La giornata dello sciopero e le reazioni del governo
Il 22 settembre, data dello sciopero generale, l'Italia ha visto la più ampia mobilitazione per Gaza dall'inizio dell'invasione militare israeliana in Palestina. Dalle metropoli ai paesi di provincia si sono fermati porti e stazioni, si sono bloccate strade, si è rallentato il ritmo del lavoro e della vita quotidiana: insegnanti, operai della logistica, lavoratrici e lavoratori dei servizi, migranti, precari, genitori con figli, pensionati e migliaia di studenti sono tornati in piazza spinti dalla volontà di affermare che il massacro quotidiano di Gaza riguarda anche l'Italia. Una protesta in larga parte pacifica, capace di superare sigle e appartenenze. Solo in serata, la premier Giorgia Meloni ha preso parola, ma solo per diffondere sui propri canali social le immagini degli scontri milanesi, senza mai citare Gaza né le ragioni dello sciopero e trasformando così la mobilitazione di centinaia di migliaia di persone in una questione di ordine pubblico. Il giorno successivo è arrivata poi la richiesta formale del capogruppo FdI alla Camera, Galeazzo Bignami, che ha sollecitato il ministro dell'Interno Matteo Piantedosi a riferire in Parlamento su chi avrebbe "cercato di portare un attacco alle istituzioni". Intervenendo poi a un convegno al Senato insieme al collega Lucio Malan, Bignami ha poi ripreso le tesi del dossier parlando di movimenti pacifisti "eterodiretti da Hamas".
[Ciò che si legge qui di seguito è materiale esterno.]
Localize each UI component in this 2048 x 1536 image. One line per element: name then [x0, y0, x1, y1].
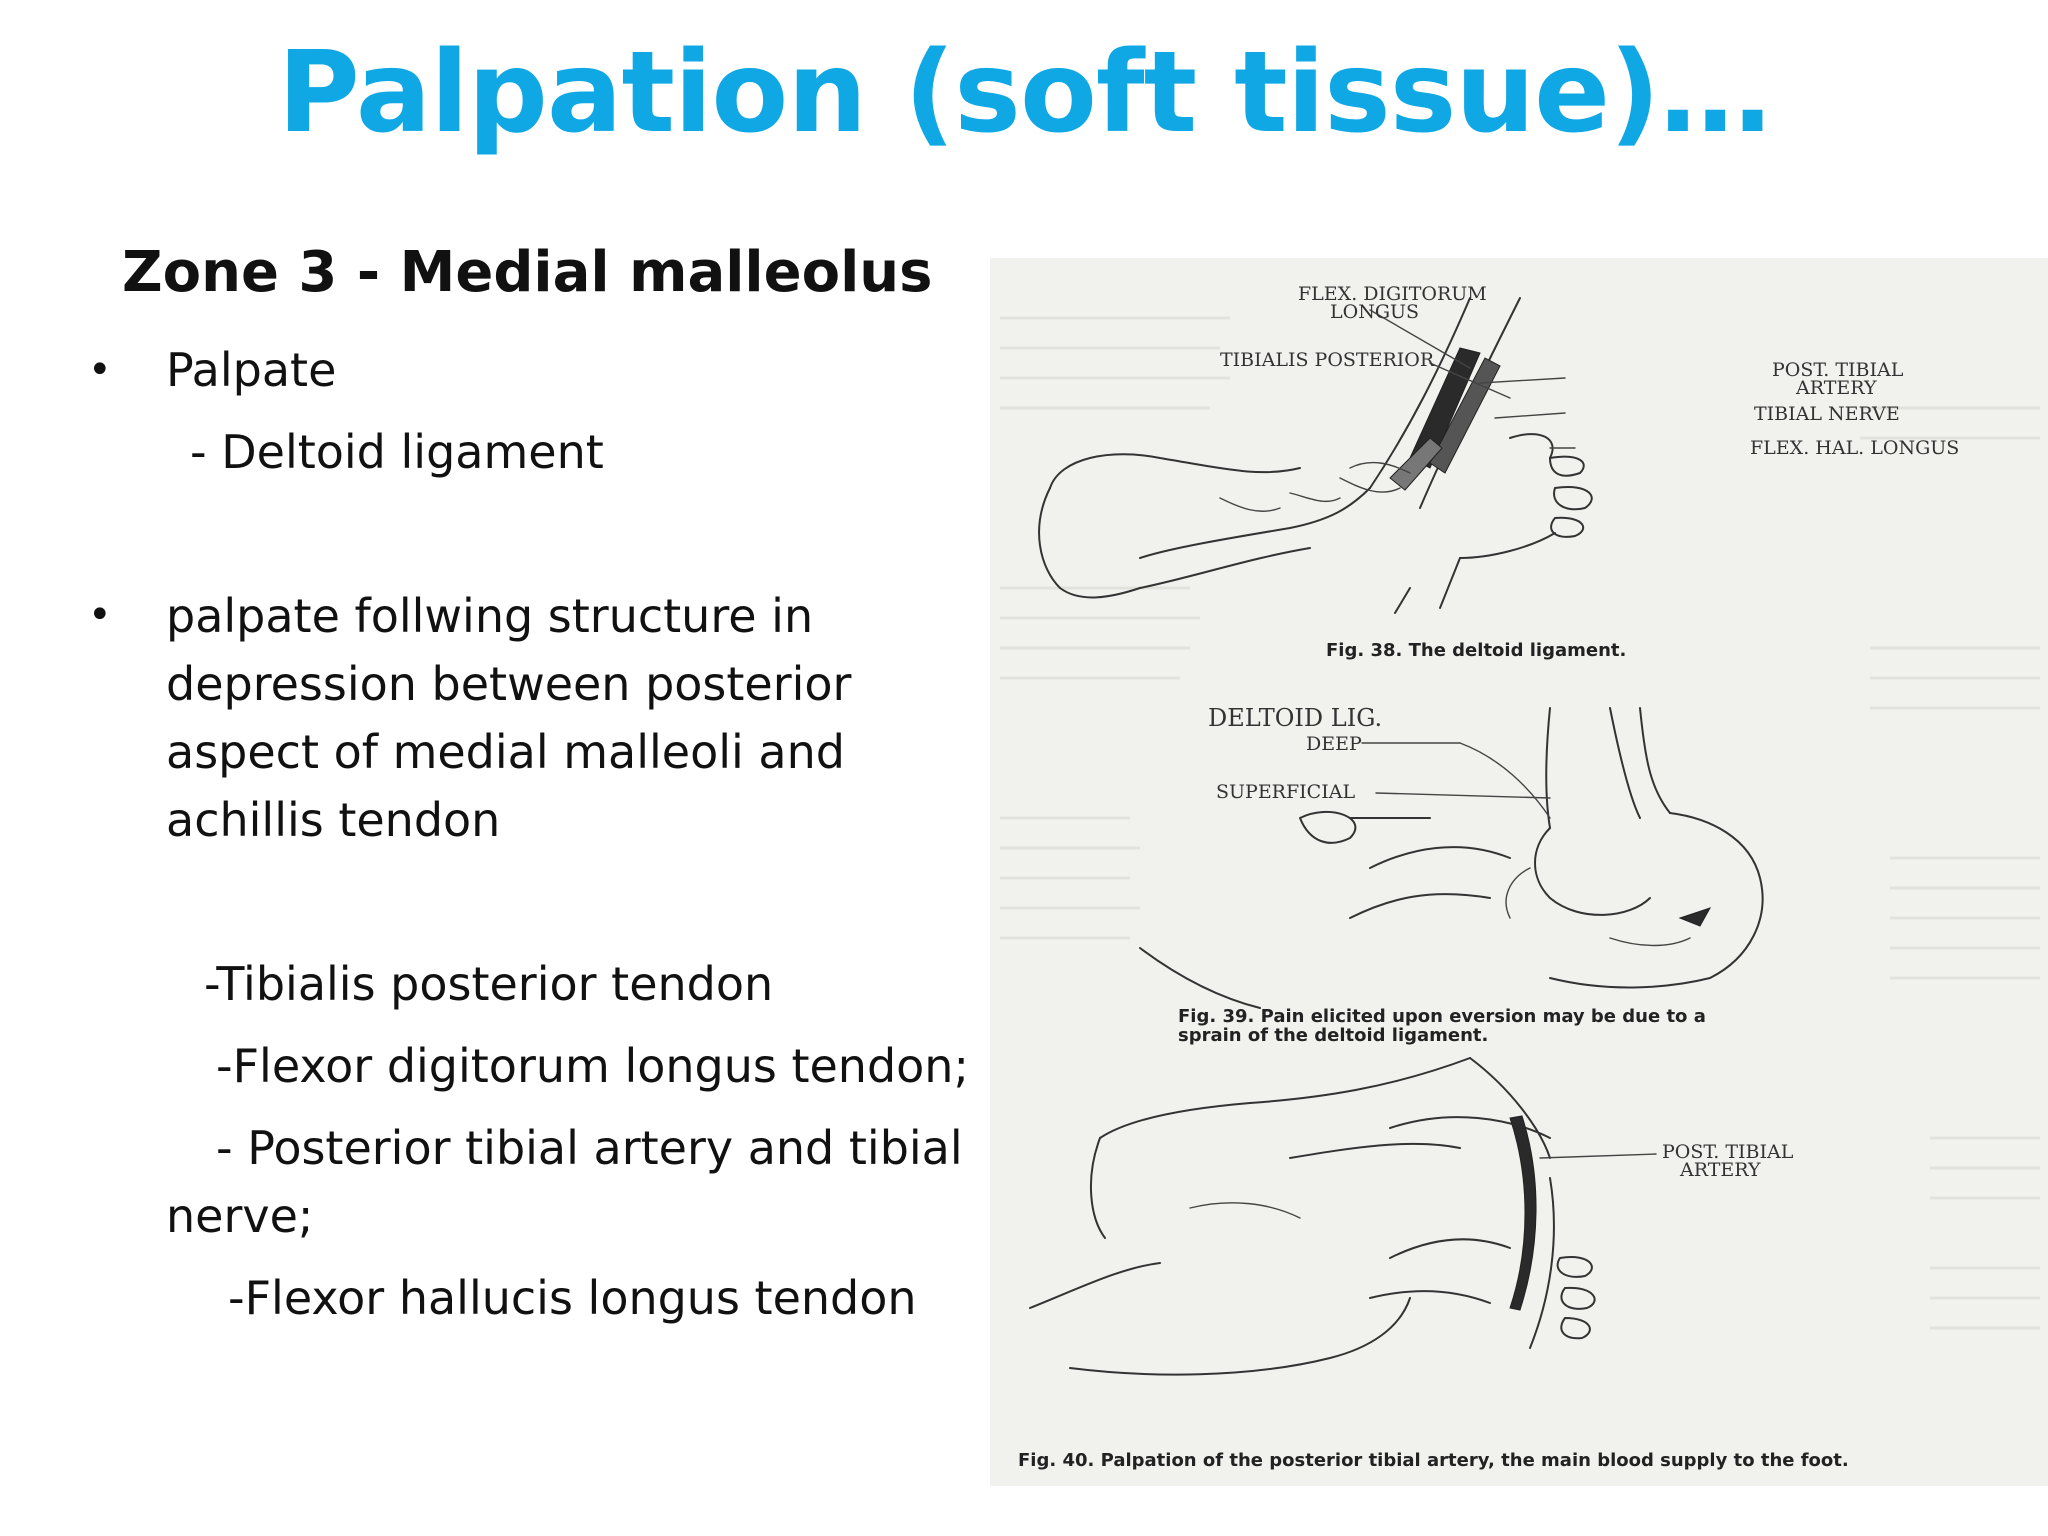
- line-posterior-tibial-a: - Posterior tibial artery and tibial: [216, 1121, 963, 1175]
- fig39-drawing: [1139, 707, 1764, 1009]
- bullet-marker-2: •: [88, 592, 112, 638]
- line-deltoid-ligament: - Deltoid ligament: [190, 425, 604, 479]
- anatomy-figure-scan: FLEX. DIGITORUM LONGUS TIBIALIS POSTERIO…: [990, 258, 2048, 1486]
- fig39-label-superficial: SUPERFICIAL: [1216, 781, 1355, 803]
- fig39-label-deltoid: DELTOID LIG.: [1208, 704, 1382, 732]
- fig38-label-pta-2: ARTERY: [1795, 377, 1877, 399]
- bullet-palpate: Palpate: [166, 343, 337, 397]
- fig40-drawing: [1029, 1057, 1657, 1376]
- fig39-caption-2: sprain of the deltoid ligament.: [1178, 1025, 1488, 1046]
- bullet-palpate-structure: palpate follwing structure in: [166, 589, 814, 643]
- fig38-drawing: [1038, 297, 1593, 614]
- anatomy-illustration: FLEX. DIGITORUM LONGUS TIBIALIS POSTERIO…: [1000, 283, 2040, 1471]
- line-tibialis-posterior: -Tibialis posterior tendon: [204, 957, 774, 1011]
- line-flexor-digitorum: -Flexor digitorum longus tendon;: [216, 1039, 969, 1093]
- fig38-label-tibial-nerve: TIBIAL NERVE: [1754, 403, 1900, 425]
- scan-background-texture: [1000, 316, 2040, 1330]
- fig39-caption-1: Fig. 39. Pain elicited upon eversion may…: [1178, 1006, 1706, 1027]
- fig38-caption: Fig. 38. The deltoid ligament.: [1326, 640, 1626, 661]
- fig38-label-tibialis-posterior: TIBIALIS POSTERIOR: [1220, 349, 1435, 371]
- bullet-marker-1: •: [88, 347, 112, 393]
- fig40-label-pta-2: ARTERY: [1679, 1159, 1761, 1181]
- fig38-label-fdl-1: FLEX. DIGITORUM: [1298, 283, 1487, 305]
- line-achillis: achillis tendon: [166, 793, 501, 847]
- zone-subtitle: Zone 3 - Medial malleolus: [122, 240, 933, 305]
- fig39-label-deep: DEEP: [1306, 733, 1362, 755]
- fig38-label-fhl: FLEX. HAL. LONGUS: [1750, 437, 1959, 459]
- fig38-label-fdl-2: LONGUS: [1330, 301, 1419, 323]
- line-flexor-hallucis: -Flexor hallucis longus tendon: [228, 1271, 917, 1325]
- line-depression: depression between posterior: [166, 657, 852, 711]
- line-aspect: aspect of medial malleoli and: [166, 725, 845, 779]
- fig38-label-pta-1: POST. TIBIAL: [1772, 359, 1904, 381]
- fig40-caption: Fig. 40. Palpation of the posterior tibi…: [1018, 1450, 1849, 1471]
- line-posterior-tibial-b: nerve;: [166, 1189, 314, 1243]
- fig40-label-pta-1: POST. TIBIAL: [1662, 1141, 1794, 1163]
- slide-title: Palpation (soft tissue)…: [277, 28, 1772, 158]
Nel clima già acceso è intervenuto anche Matteo Salvini: il leader della Lega ha proposto che chi organizza una manifestazione debba versare una cauzione da trattenere in caso di disordini. La misura è stata subito respinta da Forza Italia e ha creato imbarazzo anche in Fratelli d'Italia, ma conferma un segnale di quanto nel centrodestra cresca l'idea di una stretta nei confronti delle piazze.
Una stretta che preoccupa
Il dossier e le dichiarazioni politiche che lo hanno seguito riaprono la discussione sui limiti del diritto di protesta e sul ruolo delle istituzioni nel garantire ordine pubblico senza restringere spazi di partecipazione democratica. L'ipotesi di una regia coordinata e violenta dietro le mobilitazioni, avanzata nel documento interno di Fratelli d'Italia, non è poi accompagnata da alcuna prova documentale e un approccio di questo tipo rischia di alimentare una narrazione pericolosa e generalizzante che finisce per mettere sullo stesso piano manifestazioni pacifiche e singoli episodi di tensione. La proposta di una cauzione obbligatoria per poter manifestare, rilanciata da Matteo Salvini, ha sollevato dubbi all'interno anche della stessa maggioranza: al momento non esiste alcun riferimento normativo che preveda misure simili, e l'ipotesi viene considerata da più parti come un potenziale ostacolo al diritto costituzionale di manifestare liberamente. In un contesto di crescente polarizzazione, il rischio è che il dissenso venga letto in chiave esclusivamente securitaria, con effetti che potrebbero incidere sulle garanzie democratiche riconosciute dalla Costituzione.